Grove City College is running down our Top Ten stories of 2021. This was originally published April 9, 2021.
Grove City College senior Kaitlyn Bennett ’21 will begin a fully funded postgraduate study at the University of Oxford this fall thanks to a highly selective scholarship awarded to students based on their dedication to academic vocation and the pursuit of truth.
Bennett, who is completing a Music major with a minor in Philosophy this spring, was selected for a Barry Scholarship, which covers tuition, living, travel and research expenses while students study at the prestigious university. She will be pursuing a Master of Philosophy degree in music performance.
Bennett credited faculty mentors and Grove City College for preparing her to continue her education at one of the world’s elite academies.
“Grove City College offered me the chance to pursue an interdisciplinary education, very similar to the model at Oxford. I was able to take classes in music, philosophy and biblical and religious studies. Professors let me write about the intersections between my interests. The College taught me how to become an independent thinker,” she said.
Bennett is part of the Trustee Fellow program, which supports and challenges top students. She is active in Music Department ensembles, is a missions conference leader and an Admissions Office tour guide. She also teaches piano and is a public speaking coach.
“While the demands of the program ahead of me are incredibly intimidating, my time at Grove City College taught me to pursue truth and beauty in humility. That will remain my primary goal as I transition to studies at Oxford,” she said.
The Barry Scholarship, one of the most generous available, is a relatively new initiative of the Canterbury Institute, an Oxford-based charity that seeks to rediscover the academic vocation. Students cannot apply for the award but must be nominated by one of a small group of professors who are invited to make recommendations. Grove City College Professor of Biblical and Religious Studies Carl R. Trueman is one of them.
“The Foundation then chooses just a handful of the best nominees to receive the award. To say that it is extremely competitive would be an understatement.” Trueman said. “Academically, this is about as big as it gets for an undergraduate looking at postgraduate studies … and, speaking personally, the most exciting moment as a teacher I have ever experienced.”

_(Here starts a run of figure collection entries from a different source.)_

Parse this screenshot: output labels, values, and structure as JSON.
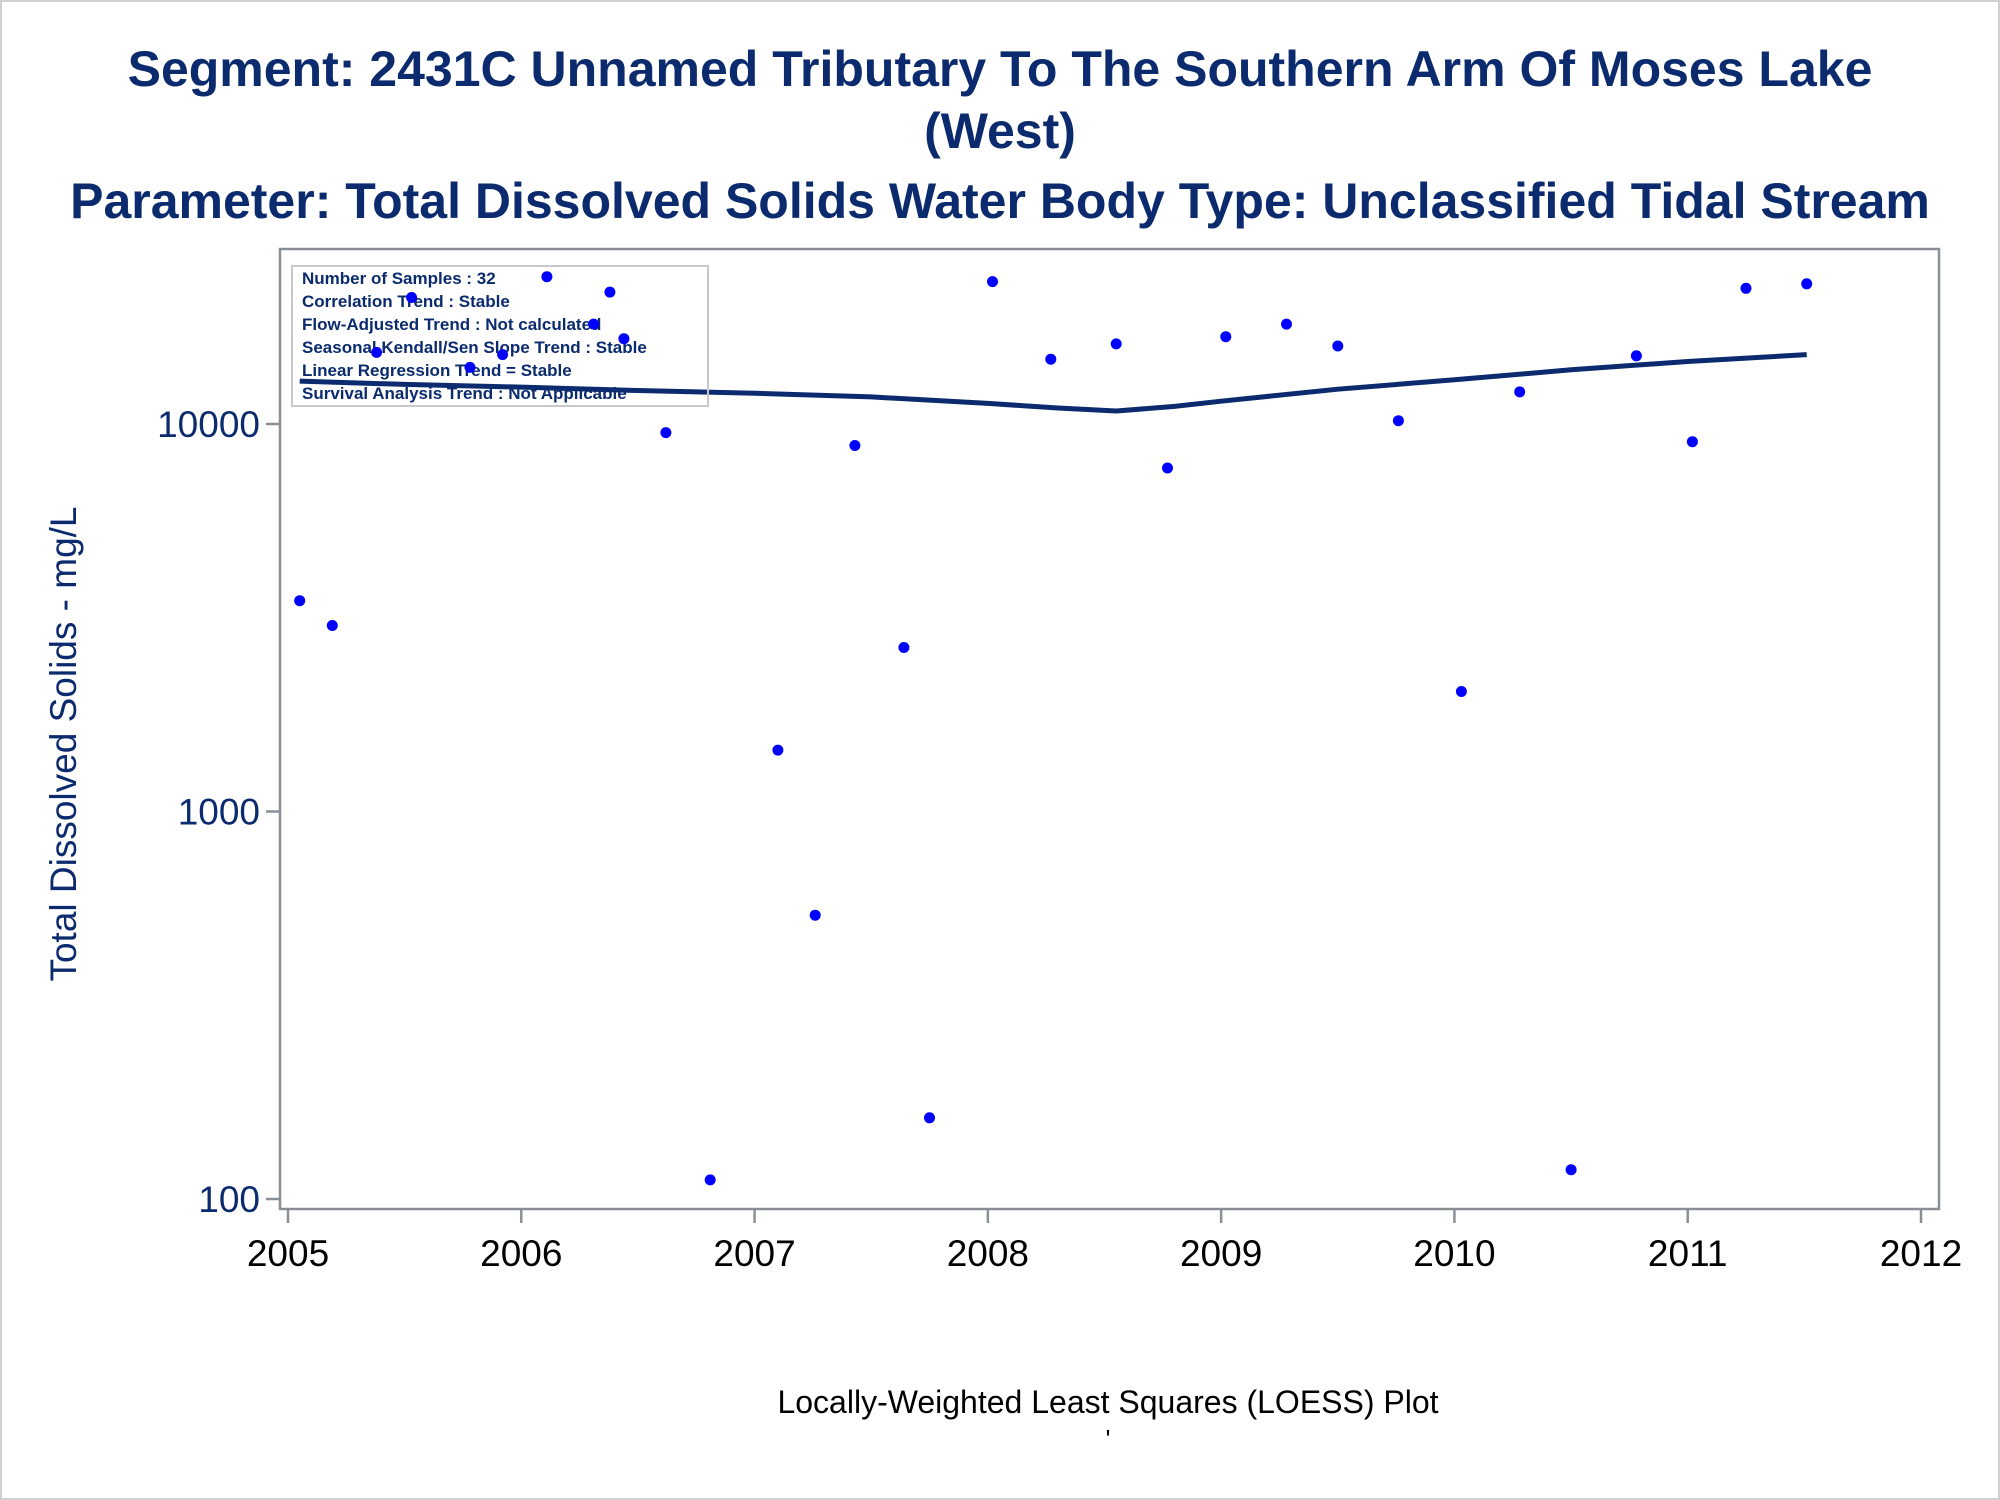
{
  "title_line1": "Segment: 2431C  Unnamed Tributary To The Southern Arm Of Moses Lake (West)",
  "title_line2": "Parameter: Total Dissolved Solids   Water Body Type: Unclassified Tidal Stream",
  "footnote": "Locally-Weighted Least Squares (LOESS) Plot",
  "footnote_mark": "'",
  "colors": {
    "text": "#0b2b6e",
    "points": "#0000ff",
    "loess_line": "#0b2b6e",
    "frame": "#8a8f96"
  },
  "chart_data": {
    "type": "scatter",
    "title": "Segment: 2431C  Unnamed Tributary To The Southern Arm Of Moses Lake (West) / Parameter: Total Dissolved Solids   Water Body Type: Unclassified Tidal Stream",
    "xlabel": "",
    "ylabel": "Total Dissolved Solids - mg/L",
    "y_scale": "log",
    "xlim": [
      2005,
      2012
    ],
    "ylim": [
      100,
      24000
    ],
    "x_ticks": [
      "2005",
      "2006",
      "2007",
      "2008",
      "2009",
      "2010",
      "2011",
      "2012"
    ],
    "y_ticks": [
      "100",
      "1000",
      "10000"
    ],
    "grid": false,
    "legend": "none",
    "stats_box": {
      "position": "top-left",
      "lines": [
        "Number of Samples : 32",
        "Correlation Trend : Stable",
        "Flow-Adjusted Trend : Not calculated",
        "Seasonal Kendall/Sen Slope Trend : Stable",
        "Linear Regression Trend = Stable",
        "Survival Analysis Trend : Not Applicable"
      ]
    },
    "series": [
      {
        "name": "",
        "kind": "points",
        "points": [
          [
            2005.05,
            3500
          ],
          [
            2005.19,
            3020
          ],
          [
            2005.38,
            15300
          ],
          [
            2005.53,
            21200
          ],
          [
            2005.78,
            14000
          ],
          [
            2005.92,
            15100
          ],
          [
            2006.11,
            24000
          ],
          [
            2006.31,
            18100
          ],
          [
            2006.38,
            21900
          ],
          [
            2006.44,
            16600
          ],
          [
            2006.62,
            9500
          ],
          [
            2006.81,
            112
          ],
          [
            2007.1,
            1440
          ],
          [
            2007.26,
            540
          ],
          [
            2007.43,
            8800
          ],
          [
            2007.64,
            2650
          ],
          [
            2007.75,
            162
          ],
          [
            2008.02,
            23300
          ],
          [
            2008.27,
            14700
          ],
          [
            2008.55,
            16100
          ],
          [
            2008.77,
            7700
          ],
          [
            2009.02,
            16800
          ],
          [
            2009.28,
            18100
          ],
          [
            2009.5,
            15900
          ],
          [
            2009.76,
            10200
          ],
          [
            2010.03,
            2040
          ],
          [
            2010.28,
            12100
          ],
          [
            2010.5,
            119
          ],
          [
            2010.78,
            15000
          ],
          [
            2011.02,
            9000
          ],
          [
            2011.25,
            22400
          ],
          [
            2011.51,
            23000
          ]
        ]
      },
      {
        "name": "",
        "kind": "line",
        "points": [
          [
            2005.05,
            12900
          ],
          [
            2005.5,
            12650
          ],
          [
            2006.0,
            12450
          ],
          [
            2006.5,
            12200
          ],
          [
            2007.0,
            12000
          ],
          [
            2007.5,
            11750
          ],
          [
            2008.0,
            11300
          ],
          [
            2008.3,
            11000
          ],
          [
            2008.55,
            10800
          ],
          [
            2008.8,
            11100
          ],
          [
            2009.0,
            11450
          ],
          [
            2009.5,
            12300
          ],
          [
            2010.0,
            13000
          ],
          [
            2010.5,
            13800
          ],
          [
            2011.0,
            14500
          ],
          [
            2011.51,
            15100
          ]
        ]
      }
    ]
  }
}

“I definitely want to thank several professors,” Bennett said, citing Trueman for nominating her and helping her with her scholarship application and a few others for inspiration and assistance in earning admission to Oxford.

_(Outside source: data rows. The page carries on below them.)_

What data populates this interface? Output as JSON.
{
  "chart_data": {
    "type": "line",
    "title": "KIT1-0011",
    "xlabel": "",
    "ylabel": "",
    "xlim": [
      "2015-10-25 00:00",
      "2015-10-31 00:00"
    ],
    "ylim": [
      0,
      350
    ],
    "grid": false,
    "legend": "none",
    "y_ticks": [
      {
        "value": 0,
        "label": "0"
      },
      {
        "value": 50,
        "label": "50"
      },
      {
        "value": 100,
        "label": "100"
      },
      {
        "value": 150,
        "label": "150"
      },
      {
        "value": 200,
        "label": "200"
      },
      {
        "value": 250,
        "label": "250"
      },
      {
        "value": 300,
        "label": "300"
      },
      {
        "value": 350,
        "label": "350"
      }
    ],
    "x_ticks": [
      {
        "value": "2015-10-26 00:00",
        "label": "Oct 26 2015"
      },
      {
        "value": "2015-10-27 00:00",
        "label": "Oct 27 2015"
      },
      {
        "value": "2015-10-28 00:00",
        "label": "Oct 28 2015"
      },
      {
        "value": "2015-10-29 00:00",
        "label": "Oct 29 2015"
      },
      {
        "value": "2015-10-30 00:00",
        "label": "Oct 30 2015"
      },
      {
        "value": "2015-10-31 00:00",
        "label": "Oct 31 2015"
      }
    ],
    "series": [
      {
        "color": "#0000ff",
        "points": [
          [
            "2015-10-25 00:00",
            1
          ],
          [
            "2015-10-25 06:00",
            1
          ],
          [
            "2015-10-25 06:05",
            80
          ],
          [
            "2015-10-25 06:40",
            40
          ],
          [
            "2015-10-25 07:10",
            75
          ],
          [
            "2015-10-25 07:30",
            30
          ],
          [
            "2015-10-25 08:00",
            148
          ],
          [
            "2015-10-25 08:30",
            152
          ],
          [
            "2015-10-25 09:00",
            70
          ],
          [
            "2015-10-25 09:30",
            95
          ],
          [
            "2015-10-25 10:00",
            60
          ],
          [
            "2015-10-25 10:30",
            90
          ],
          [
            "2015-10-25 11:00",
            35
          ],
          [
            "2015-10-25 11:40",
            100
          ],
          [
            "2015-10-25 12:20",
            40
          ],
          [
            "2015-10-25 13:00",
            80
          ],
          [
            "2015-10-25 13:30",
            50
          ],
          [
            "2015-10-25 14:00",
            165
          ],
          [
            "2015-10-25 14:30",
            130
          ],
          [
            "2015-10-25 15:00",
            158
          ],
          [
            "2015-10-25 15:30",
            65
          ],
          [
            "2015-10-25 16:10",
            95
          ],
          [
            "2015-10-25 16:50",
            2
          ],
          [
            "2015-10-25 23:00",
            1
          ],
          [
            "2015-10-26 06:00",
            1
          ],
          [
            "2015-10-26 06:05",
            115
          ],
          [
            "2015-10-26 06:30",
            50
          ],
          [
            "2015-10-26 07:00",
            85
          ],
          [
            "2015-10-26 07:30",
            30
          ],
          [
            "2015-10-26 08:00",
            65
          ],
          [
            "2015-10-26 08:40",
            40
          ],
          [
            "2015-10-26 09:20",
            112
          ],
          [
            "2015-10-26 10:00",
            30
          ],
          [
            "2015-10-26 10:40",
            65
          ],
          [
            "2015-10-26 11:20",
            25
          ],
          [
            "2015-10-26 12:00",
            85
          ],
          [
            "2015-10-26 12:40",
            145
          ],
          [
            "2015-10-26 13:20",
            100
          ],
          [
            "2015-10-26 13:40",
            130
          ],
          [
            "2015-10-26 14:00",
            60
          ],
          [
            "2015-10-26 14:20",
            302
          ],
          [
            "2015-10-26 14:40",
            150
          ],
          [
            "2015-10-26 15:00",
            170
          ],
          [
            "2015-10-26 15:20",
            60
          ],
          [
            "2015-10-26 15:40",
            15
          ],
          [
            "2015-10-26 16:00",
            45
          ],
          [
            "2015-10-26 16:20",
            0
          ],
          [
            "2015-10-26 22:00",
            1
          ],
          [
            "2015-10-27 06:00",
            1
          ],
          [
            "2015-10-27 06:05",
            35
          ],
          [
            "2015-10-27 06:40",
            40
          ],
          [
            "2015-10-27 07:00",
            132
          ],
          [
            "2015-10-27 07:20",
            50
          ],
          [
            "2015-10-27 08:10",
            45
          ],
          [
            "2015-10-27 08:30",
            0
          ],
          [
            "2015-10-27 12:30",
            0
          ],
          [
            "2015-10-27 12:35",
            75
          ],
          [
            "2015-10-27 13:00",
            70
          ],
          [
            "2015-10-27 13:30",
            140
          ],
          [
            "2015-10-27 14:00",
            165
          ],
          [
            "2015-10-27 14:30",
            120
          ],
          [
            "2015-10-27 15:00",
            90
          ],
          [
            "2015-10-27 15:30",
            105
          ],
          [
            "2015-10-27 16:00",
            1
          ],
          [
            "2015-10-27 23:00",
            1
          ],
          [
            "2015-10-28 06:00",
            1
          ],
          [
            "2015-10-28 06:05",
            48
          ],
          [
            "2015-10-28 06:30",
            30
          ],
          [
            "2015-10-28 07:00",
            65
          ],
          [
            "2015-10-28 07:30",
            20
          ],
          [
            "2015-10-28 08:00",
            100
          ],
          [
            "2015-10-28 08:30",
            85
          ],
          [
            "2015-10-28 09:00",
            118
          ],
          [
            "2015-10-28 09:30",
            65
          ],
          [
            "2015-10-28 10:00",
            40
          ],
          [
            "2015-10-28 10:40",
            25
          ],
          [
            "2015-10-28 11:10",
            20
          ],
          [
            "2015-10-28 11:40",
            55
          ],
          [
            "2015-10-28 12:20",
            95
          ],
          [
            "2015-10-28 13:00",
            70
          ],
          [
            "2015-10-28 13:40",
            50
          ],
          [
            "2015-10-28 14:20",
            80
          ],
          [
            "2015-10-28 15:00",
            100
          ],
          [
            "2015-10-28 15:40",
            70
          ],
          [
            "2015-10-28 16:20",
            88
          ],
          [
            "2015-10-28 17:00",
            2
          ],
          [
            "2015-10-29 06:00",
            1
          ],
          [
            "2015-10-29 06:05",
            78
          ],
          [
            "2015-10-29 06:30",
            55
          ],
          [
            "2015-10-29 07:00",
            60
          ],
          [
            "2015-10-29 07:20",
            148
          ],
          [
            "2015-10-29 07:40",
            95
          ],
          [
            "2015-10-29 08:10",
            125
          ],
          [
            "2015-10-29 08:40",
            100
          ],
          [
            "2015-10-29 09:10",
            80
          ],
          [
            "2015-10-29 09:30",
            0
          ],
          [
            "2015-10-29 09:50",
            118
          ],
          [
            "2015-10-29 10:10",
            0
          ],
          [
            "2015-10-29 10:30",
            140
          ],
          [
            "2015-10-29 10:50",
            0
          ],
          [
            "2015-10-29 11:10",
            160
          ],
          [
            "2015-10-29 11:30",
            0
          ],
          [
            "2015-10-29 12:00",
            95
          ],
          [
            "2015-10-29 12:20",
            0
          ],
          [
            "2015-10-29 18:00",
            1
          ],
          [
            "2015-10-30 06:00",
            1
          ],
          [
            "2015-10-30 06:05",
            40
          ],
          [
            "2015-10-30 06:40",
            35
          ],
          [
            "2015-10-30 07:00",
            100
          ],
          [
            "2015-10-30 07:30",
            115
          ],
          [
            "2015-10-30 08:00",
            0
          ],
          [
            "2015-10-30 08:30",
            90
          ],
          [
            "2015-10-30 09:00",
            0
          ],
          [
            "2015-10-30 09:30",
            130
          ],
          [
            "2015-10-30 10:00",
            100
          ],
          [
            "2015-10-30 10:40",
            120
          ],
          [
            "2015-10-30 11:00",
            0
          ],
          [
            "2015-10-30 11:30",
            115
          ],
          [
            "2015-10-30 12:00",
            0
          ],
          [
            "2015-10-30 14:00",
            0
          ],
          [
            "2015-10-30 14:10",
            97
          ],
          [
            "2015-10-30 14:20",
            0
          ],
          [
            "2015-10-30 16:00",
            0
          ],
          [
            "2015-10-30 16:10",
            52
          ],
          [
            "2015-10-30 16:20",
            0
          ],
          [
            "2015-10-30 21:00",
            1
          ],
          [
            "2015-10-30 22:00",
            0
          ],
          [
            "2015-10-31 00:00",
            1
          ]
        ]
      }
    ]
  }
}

“The scholarship is contingent on the student being accepted to Oxford through their own independent application,” Bennett said. “So, I had to prepare a full application to the University of Oxford and that was where a lot of the assistance came in … It’s a daunting application.”
Bennett said current faculty members Dr. Chris Franklin, Philosophy, Dr. Becky Billock, Music, and Dr. Paul Munson, Music, inspired her passion for philosophy, piano performance and musicology and helped maintain a vision for combining those interests. Dr. Beverly Carter, professor of Music, was instrumental in helping craft her Oxford application.

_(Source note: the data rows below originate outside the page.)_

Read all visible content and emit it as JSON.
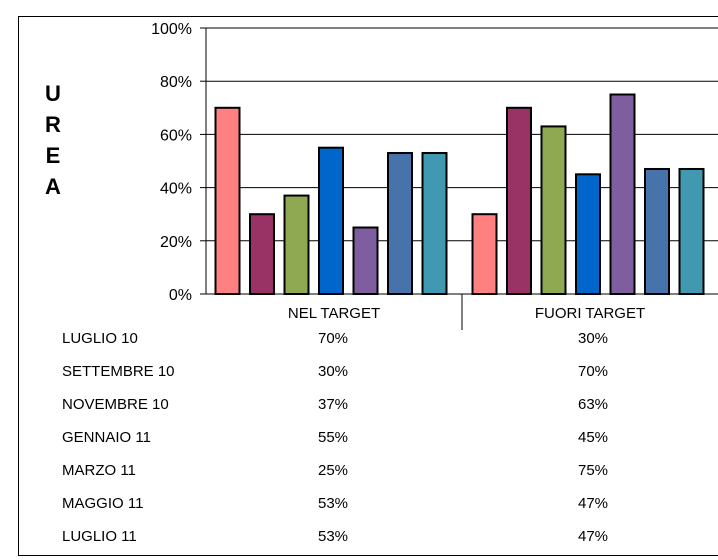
{
  "chart_data": {
    "type": "bar",
    "ylabel": "UREA",
    "ylim": [
      0,
      100
    ],
    "yticks": [
      "0%",
      "20%",
      "40%",
      "60%",
      "80%",
      "100%"
    ],
    "categories": [
      "NEL TARGET",
      "FUORI TARGET"
    ],
    "series": [
      {
        "name": "LUGLIO 10",
        "values": [
          70,
          30
        ],
        "color": "#FF8080",
        "labels": [
          "70%",
          "30%"
        ]
      },
      {
        "name": "SETTEMBRE 10",
        "values": [
          30,
          70
        ],
        "color": "#993366",
        "labels": [
          "30%",
          "70%"
        ]
      },
      {
        "name": "NOVEMBRE 10",
        "values": [
          37,
          63
        ],
        "color": "#8FA852",
        "labels": [
          "37%",
          "63%"
        ]
      },
      {
        "name": "GENNAIO 11",
        "values": [
          55,
          45
        ],
        "color": "#0066CC",
        "labels": [
          "55%",
          "45%"
        ]
      },
      {
        "name": "MARZO 11",
        "values": [
          25,
          75
        ],
        "color": "#7E5E9E",
        "labels": [
          "25%",
          "75%"
        ]
      },
      {
        "name": "MAGGIO 11",
        "values": [
          53,
          47
        ],
        "color": "#4674AA",
        "labels": [
          "53%",
          "47%"
        ]
      },
      {
        "name": "LUGLIO 11",
        "values": [
          53,
          47
        ],
        "color": "#4099B0",
        "labels": [
          "53%",
          "47%"
        ]
      }
    ],
    "grid": true,
    "legend": "data-table-below"
  }
}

At Oxford, Bennett said she will be studying piano and a broad range of topics including aesthetics, music theory and ethnomusicology. Her research interests include music as narrative, late 19th and early 20th century piano works and engaging modern audiences through effective presentations that combine storytelling and performance. It won’t be all work, though. “I also really want to join a rowing club while I’m in England, she said.
After Oxford, Bennett said she’s pretty sure where she wants to end up. “There’s no doubt in my mind I want to be a teacher, ideally a professor of music at a Christian liberal arts school,” she said.
Bennett, originally from Concord, N.C., lives in Grove City with husband, Matthew.
Funded by the John and Daria Barry Foundation, the namesake scholarship supports graduate study in any discipline, for any degree – master’s, doctorate or second bachelor’s. It provides full funding for tuition, a living stipend, yearly research and travel allowances, and additional support. The Canterbury Institute said it looks for candidates with a “particular constellation” of qualities, including “ways the nominee pursues truth, demonstrates virtue, is sincere to his/her convictions, is open to change and has the capacity to debate controversial points with sincerity and respect.”